The Rake’s Progress

Photo by Andrew Brilliant
Scene at CFA
Boston University Opera Institute & School of Theatre present Stravinsky masterpiece, The Rake’s Progress, in Booth Theatre
Over the course of The Rake’s Progress, the audience watches a man fall into debauchery and madness. The opera’s music is layered with dissonance, its soaring arias punctured with loss and longing, and its morals forced home in an epilogue: “For idle hands and hearts and minds,” the characters come together to say, “the Devil finds a work to do.”
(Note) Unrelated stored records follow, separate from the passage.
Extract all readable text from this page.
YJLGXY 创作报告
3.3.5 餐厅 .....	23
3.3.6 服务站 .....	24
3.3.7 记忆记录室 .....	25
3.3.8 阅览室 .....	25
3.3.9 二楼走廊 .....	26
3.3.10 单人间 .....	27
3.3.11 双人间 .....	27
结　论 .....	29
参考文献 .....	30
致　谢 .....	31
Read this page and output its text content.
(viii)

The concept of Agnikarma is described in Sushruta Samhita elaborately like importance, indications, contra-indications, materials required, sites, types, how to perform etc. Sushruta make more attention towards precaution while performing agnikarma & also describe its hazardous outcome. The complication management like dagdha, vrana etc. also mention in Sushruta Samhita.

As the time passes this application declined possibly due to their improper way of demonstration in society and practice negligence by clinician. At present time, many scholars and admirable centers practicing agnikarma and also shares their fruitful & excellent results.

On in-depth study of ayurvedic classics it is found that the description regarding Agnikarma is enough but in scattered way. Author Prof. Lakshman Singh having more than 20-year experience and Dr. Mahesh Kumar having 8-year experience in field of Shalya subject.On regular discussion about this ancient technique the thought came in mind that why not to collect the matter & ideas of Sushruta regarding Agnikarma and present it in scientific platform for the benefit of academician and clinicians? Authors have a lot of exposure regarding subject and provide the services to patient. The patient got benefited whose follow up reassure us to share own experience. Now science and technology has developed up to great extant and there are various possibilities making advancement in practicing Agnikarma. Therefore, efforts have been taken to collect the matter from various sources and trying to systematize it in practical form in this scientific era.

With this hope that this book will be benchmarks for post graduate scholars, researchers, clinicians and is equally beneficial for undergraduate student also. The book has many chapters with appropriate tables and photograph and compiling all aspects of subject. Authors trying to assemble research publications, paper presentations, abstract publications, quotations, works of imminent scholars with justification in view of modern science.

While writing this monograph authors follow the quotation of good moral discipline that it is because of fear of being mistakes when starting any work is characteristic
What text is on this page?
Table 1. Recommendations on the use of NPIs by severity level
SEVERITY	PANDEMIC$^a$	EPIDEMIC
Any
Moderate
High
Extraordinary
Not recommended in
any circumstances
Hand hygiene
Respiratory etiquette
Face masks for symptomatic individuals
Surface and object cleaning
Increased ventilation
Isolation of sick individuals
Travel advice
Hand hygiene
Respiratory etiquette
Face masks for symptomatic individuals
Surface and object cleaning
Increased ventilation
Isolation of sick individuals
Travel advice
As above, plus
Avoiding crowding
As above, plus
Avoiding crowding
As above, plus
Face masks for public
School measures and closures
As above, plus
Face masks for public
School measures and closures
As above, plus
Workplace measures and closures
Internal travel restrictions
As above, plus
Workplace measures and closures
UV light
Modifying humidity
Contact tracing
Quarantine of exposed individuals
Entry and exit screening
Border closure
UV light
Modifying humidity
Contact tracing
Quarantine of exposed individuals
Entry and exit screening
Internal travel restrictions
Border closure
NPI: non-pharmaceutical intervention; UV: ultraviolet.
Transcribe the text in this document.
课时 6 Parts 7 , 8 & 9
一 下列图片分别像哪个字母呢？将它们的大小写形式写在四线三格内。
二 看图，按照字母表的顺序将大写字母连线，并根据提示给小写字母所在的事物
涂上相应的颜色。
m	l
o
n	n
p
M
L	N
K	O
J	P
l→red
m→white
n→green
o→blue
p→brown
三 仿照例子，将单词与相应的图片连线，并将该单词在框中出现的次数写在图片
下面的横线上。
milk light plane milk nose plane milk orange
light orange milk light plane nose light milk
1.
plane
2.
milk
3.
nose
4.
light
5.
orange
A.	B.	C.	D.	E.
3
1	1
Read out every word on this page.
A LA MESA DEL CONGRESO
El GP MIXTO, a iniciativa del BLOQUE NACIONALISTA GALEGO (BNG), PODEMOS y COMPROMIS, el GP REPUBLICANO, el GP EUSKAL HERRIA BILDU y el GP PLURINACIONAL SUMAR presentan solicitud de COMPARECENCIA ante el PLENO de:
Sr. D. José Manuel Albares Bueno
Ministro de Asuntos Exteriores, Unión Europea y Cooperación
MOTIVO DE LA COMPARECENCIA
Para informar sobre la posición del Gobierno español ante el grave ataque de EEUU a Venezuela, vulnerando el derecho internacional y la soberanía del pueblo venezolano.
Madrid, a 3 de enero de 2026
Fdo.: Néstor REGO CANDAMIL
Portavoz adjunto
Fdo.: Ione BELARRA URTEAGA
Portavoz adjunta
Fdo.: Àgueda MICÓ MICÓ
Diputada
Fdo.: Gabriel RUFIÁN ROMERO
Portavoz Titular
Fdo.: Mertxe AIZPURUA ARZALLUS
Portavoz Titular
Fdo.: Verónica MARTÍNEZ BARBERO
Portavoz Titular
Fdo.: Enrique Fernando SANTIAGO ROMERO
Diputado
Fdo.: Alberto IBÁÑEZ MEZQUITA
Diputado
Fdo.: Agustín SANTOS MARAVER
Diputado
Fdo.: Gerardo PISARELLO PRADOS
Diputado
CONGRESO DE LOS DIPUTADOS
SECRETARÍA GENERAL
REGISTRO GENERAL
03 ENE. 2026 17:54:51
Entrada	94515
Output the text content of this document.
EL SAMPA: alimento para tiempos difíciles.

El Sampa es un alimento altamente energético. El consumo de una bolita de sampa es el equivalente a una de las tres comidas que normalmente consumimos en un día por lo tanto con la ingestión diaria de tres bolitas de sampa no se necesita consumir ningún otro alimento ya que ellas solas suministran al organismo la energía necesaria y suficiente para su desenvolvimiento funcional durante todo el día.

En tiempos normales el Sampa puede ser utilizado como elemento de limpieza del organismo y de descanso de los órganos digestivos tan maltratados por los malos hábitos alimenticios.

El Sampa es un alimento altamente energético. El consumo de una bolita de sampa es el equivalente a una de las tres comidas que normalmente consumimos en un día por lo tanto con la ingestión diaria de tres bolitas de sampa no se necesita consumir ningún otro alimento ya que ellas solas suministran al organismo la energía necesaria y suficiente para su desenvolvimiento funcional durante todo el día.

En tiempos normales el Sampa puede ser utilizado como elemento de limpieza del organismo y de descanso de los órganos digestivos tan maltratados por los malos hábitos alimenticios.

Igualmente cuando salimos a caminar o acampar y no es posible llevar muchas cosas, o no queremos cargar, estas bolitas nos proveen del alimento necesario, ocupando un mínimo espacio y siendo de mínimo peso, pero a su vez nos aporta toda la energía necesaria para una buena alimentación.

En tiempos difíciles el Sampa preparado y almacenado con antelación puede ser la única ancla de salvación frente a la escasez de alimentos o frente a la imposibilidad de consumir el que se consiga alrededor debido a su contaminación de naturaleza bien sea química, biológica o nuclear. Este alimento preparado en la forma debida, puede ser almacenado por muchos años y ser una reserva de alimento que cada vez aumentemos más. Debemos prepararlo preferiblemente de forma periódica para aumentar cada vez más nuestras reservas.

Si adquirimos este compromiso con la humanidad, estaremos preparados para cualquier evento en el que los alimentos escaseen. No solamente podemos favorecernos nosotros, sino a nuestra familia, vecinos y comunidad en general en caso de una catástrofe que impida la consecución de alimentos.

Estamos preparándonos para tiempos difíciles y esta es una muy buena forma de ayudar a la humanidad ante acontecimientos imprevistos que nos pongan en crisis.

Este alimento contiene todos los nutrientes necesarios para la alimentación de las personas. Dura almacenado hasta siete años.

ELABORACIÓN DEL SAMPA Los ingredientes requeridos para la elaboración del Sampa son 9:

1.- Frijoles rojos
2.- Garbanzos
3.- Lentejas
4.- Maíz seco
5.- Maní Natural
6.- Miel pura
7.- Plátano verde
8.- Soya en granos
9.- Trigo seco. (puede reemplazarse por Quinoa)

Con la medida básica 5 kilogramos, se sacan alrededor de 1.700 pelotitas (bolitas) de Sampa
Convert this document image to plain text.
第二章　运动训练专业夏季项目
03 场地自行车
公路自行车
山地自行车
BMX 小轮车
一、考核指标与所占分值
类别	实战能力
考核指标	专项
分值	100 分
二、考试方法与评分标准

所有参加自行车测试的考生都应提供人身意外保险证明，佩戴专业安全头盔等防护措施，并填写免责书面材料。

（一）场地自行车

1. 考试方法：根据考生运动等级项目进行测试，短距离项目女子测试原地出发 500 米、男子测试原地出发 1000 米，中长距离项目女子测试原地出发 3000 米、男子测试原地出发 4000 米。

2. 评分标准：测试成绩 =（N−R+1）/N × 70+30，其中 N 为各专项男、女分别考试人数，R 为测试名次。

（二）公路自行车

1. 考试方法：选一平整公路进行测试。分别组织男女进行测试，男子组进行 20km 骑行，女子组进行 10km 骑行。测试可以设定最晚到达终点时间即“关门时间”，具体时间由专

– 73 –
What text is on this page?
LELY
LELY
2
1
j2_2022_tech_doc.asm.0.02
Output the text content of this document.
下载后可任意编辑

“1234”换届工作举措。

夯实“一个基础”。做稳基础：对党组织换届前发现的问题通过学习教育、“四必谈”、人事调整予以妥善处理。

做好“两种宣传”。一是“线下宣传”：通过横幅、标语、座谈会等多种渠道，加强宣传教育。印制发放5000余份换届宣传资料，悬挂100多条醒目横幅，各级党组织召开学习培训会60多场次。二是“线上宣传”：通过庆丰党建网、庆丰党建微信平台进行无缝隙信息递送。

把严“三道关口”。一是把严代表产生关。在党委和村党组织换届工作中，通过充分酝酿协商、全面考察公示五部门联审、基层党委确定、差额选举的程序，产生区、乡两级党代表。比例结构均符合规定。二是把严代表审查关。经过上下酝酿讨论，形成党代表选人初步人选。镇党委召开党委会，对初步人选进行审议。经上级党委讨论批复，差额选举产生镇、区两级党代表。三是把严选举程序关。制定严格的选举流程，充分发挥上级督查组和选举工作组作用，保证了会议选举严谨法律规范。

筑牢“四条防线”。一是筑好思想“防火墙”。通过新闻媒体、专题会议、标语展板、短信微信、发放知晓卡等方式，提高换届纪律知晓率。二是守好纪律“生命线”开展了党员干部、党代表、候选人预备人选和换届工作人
The CFA Opera Institute’s 2020 production of the Igor Stravinsky masterpiece, which is based on a series of paintings and engravings by William Hogarth, used the Joan & Edgar Booth Theatre’s configuration to cast the audience into Tom Rakewell’s descent. Frenetic line drawings were scrawled on set walls and floors, audience seating was pushed through the proscenium, and actors moved about between three levels. The audience was given no escape from Rakewell’s journey to insanity as—at the encouragement of the sinister Nick Shadow—he swapped an idyllic life with a kindhearted fiancée for a stop at a brothel and marriage to a bearded woman. And they sat with him as he paid the price of his indulgence, with white lights spotlighting him on the graffitied floor of his asylum cell.
In the Boston Musical Intelligencer, Lee Eiseman called the Opera Institute’s production an “effective reimagining” of the 1951 work, complimenting it as “an advanced workshop show satisfying to discerning patrons.”